Nissan has announced that it has achieved a 50 percent thermal efficiency for its next-generation e-Power hybrid technology. As RoadShow explains, most modern gasoline engines have a thermal efficiency of around 40 percent — in other words, only 40 percent of the energy they create upon burning fuel is transformed into motion. The rest gets turned into waste, such as heat and emissions, which means its technology can potentially lead to lower emissions.

The automaker was able to achieve a higher thermal efficiency, because its e-Power system doesn’t work like conventional gas engines — it doesn’t power the car itself and instead acts as a dedicated electricity generator for the technology’s e-powertrain. That means the engine can run at its most efficient range all the time, allowing it to efficiently burn a more diluted air-fuel mixture at a high compression ratio. In conventional engines, the air-fuel dilution varies depending on various operational conditions.

Toshihiro Hirai, senior vice president of Nissan’s powertrain and EV engineering division, told reporters:

“It took 50 years to increase thermal efficiency (of conventional engines) from 30% to 40%. But with e-Power, we can increase it to 50% in several years. That has been the target for the engineering community,” he said, describing that level as the “ultimate, challenging goal’.”
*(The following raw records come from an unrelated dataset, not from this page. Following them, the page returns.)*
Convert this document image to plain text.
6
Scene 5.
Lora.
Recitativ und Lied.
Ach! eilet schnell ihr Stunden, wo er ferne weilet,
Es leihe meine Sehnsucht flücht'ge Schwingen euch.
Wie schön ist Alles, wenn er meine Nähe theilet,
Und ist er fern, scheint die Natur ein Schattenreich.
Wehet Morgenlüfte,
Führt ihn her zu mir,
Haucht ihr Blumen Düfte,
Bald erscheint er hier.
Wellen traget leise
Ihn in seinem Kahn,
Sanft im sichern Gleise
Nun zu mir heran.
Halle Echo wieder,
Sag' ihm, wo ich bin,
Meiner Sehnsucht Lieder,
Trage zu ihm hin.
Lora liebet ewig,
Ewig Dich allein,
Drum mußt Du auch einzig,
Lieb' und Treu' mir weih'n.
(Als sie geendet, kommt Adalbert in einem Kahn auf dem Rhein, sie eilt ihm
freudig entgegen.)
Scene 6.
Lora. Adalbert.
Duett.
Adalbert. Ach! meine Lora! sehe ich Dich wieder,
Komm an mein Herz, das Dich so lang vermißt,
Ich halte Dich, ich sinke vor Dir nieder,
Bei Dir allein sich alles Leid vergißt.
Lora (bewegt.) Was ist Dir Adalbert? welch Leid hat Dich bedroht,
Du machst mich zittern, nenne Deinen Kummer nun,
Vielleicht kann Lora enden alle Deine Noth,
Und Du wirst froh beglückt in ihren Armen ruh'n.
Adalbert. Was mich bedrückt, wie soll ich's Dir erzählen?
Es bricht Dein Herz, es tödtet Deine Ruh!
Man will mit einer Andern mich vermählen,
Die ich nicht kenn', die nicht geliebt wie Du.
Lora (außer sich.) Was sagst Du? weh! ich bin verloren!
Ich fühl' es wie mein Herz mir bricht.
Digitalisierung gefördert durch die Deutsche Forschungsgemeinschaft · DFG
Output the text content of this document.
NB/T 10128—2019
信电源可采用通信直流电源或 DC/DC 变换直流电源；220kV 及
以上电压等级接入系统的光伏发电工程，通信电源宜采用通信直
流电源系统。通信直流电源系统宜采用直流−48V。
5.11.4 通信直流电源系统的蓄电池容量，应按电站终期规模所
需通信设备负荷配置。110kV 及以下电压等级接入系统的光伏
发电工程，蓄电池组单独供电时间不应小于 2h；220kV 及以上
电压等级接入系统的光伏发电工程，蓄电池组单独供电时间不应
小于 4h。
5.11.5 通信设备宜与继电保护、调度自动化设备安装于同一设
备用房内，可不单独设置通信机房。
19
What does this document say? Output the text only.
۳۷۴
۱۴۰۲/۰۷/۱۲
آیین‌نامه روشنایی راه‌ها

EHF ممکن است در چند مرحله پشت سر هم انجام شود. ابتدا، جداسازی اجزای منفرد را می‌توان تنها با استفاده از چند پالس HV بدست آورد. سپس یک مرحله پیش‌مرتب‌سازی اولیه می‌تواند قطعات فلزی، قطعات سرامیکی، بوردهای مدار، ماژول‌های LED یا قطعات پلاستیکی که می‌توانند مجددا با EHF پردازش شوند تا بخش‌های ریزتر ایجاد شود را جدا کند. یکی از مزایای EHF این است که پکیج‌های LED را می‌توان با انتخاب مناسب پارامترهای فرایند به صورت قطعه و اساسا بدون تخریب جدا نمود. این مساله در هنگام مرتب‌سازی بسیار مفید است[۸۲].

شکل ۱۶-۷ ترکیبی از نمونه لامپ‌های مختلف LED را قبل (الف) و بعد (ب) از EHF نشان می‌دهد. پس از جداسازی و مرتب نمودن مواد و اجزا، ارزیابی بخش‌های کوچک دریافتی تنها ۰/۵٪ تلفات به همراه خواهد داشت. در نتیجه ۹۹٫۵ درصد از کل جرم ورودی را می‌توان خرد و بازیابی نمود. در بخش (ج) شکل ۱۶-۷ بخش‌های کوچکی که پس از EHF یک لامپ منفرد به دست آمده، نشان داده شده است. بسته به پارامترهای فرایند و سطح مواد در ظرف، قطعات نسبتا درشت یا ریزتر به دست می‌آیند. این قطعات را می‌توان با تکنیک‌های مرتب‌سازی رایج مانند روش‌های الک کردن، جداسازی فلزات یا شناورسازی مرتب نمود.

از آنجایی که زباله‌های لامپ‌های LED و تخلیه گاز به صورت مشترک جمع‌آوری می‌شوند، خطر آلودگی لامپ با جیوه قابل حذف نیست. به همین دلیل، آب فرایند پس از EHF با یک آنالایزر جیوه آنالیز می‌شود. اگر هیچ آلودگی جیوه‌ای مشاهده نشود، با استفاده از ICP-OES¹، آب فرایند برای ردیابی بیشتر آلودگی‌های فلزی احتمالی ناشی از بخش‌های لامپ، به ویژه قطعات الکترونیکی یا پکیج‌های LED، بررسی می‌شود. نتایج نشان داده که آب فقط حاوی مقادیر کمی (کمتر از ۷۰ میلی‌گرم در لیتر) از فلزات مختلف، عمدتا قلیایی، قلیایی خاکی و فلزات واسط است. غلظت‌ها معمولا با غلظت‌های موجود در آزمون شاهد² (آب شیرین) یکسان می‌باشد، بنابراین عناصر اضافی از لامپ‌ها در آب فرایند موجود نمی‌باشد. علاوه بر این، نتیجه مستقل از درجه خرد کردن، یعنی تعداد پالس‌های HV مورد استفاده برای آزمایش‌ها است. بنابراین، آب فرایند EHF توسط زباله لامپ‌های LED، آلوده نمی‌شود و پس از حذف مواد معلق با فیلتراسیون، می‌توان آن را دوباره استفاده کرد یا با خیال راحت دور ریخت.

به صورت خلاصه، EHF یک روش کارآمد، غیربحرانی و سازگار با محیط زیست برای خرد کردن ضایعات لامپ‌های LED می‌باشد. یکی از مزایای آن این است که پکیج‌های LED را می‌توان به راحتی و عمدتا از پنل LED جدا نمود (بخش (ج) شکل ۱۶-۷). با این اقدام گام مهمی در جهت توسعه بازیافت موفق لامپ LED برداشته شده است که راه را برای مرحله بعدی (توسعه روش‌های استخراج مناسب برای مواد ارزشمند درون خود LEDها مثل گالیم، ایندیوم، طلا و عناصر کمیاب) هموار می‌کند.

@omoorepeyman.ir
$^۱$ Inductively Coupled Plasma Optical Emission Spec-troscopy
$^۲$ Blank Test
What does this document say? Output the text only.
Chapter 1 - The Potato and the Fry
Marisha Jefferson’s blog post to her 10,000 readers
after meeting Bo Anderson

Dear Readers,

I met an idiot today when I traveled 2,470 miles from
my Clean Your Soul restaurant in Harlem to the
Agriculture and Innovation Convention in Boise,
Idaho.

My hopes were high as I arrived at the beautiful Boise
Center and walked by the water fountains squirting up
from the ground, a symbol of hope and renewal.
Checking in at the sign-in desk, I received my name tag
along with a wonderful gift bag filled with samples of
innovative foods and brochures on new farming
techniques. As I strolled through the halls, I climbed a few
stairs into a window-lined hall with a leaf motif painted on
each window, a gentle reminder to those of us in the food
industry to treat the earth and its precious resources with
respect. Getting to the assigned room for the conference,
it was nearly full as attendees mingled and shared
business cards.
Nissan previously said that it’s aiming to have an electrified version of all its new models in major markets by the early 2030s and that it’s hoping to achieve carbon neutrality by 2050. “Nissan’s electrification strategy promotes the development of e-powertrains and high-performance batteries for EVs, with e-Power representing another important strategic pillar,” Hirai said. The company has yet to announce when it would launch the e-Power system with 50 percent efficiency, but it launched the all-new Note powered by the current version of e-Power in Japan back in December.